Integrated experimental and network pharmacology analyses reveal inhibitory effects of albiflorin on renal cell carcinoma cells
摘要
Renal cell carcinoma (RCC) remains a clinically challenging malignancy because of its marked molecular heterogeneity and the limited long-term efficacy of current systemic therapies. Albiflorin, a major bioactive constituent of Paeonia lactiflora, has been reported to possess anti-inflammatory, antioxidant, and cytoprotective activities, whereas its potential role in RCC remains unclear. In the present study, the anti-RCC activity of albiflorin was investigated by integrating in vitro experiments, network pharmacology, and molecular docking, and experimental validation. CCK-8 assays showed that albiflorin reduced the viability of 786-O and A498 cells in a concentration-dependent manner, with lower IC50 values in RCC cells than in HK-2 cells. EdU incorporation and wound-healing assays further demonstrated that albiflorin suppressed RCC cell proliferation and migration. Albiflorin-related targets were collected from SuperPred and SwissTargetPrediction, while RCC-related targets were obtained from the KICH, KIRC, and KIRP datasets in TCGA. Sixty-four overlapping targets were identified. GO and KEGG enrichment analyses indicated that these targets were mainly associated with signal transduction, apoptosis, migration, angiogenesis, and cancer-related pathways, including MAPK, PI3K-Akt, Ras, and calcium signaling.
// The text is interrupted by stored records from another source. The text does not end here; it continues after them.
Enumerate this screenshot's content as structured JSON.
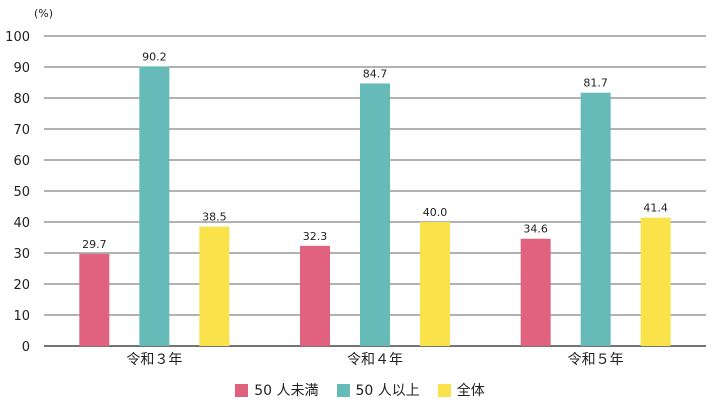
{
  "chart_data": {
    "type": "bar",
    "unit_label": "(%)",
    "categories": [
      "令和３年",
      "令和４年",
      "令和５年"
    ],
    "series": [
      {
        "name": "50 人未満",
        "color": "#e0627e",
        "values": [
          29.7,
          32.3,
          34.6
        ]
      },
      {
        "name": "50 人以上",
        "color": "#66bbb9",
        "values": [
          90.2,
          84.7,
          81.7
        ]
      },
      {
        "name": "全体",
        "color": "#fae24b",
        "values": [
          38.5,
          40.0,
          41.4
        ]
      }
    ],
    "ylim": [
      0,
      100
    ],
    "yticks": [
      0,
      10,
      20,
      30,
      40,
      50,
      60,
      70,
      80,
      90,
      100
    ],
    "grid": true,
    "legend_position": "bottom"
  }
}
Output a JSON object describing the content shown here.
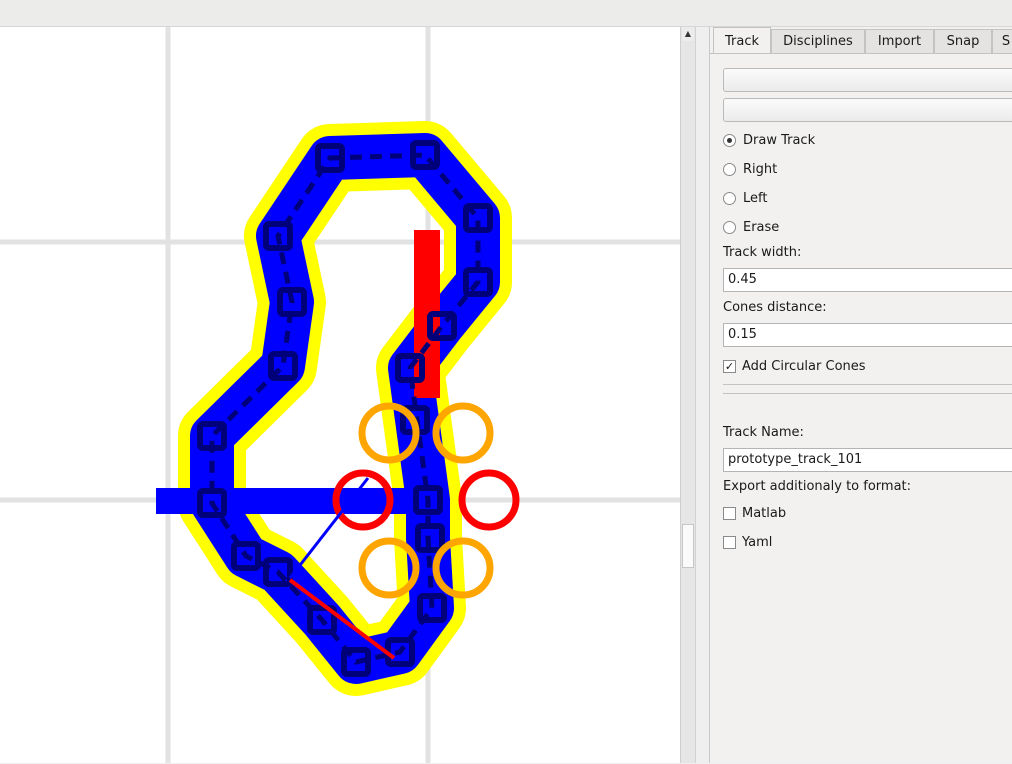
{
  "tabs": [
    {
      "label": "Track",
      "active": true
    },
    {
      "label": "Disciplines",
      "active": false
    },
    {
      "label": "Import",
      "active": false
    },
    {
      "label": "Snap",
      "active": false
    },
    {
      "label": "S",
      "active": false
    }
  ],
  "modes": [
    {
      "label": "Draw Track",
      "selected": true
    },
    {
      "label": "Right",
      "selected": false
    },
    {
      "label": "Left",
      "selected": false
    },
    {
      "label": "Erase",
      "selected": false
    }
  ],
  "track_width": {
    "label": "Track width:",
    "value": "0.45"
  },
  "cones_distance": {
    "label": "Cones distance:",
    "value": "0.15"
  },
  "circular_cones": {
    "label": "Add Circular Cones",
    "checked": true
  },
  "track_name": {
    "label": "Track Name:",
    "value": "prototype_track_101"
  },
  "export": {
    "label": "Export additionaly to format:",
    "options": [
      {
        "label": "Matlab",
        "checked": false
      },
      {
        "label": "Yaml",
        "checked": false
      }
    ]
  },
  "colors": {
    "track_border": "#ffff00",
    "track_fill": "#0000ff",
    "cone_marker": "#00007a",
    "start_line": "#ff0000",
    "orange_circle": "#ffa500",
    "grid": "#e2e2e2"
  }
}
Candidate target screening identified EGFR, MMP9, and FGF2 as representative candidate targets. Molecular docking supported the potential binding of albiflorin to EGFR and MMP9. RT-qPCR showed that albiflorin reduced MMP9 and FGF2 mRNA expression, whereas EGFR mRNA was not markedly altered. Western blotting showed decreased EGFR and ERK phosphorylation, and EGF stimulation partially restored EGFR/MAPK signaling activation in albiflorin-treated RCC cells. These findings suggest that albiflorin inhibits RCC cell viability, proliferation, and migration, partly through suppression of EGFR/MAPK signaling and regulation of tumor progression-related molecules.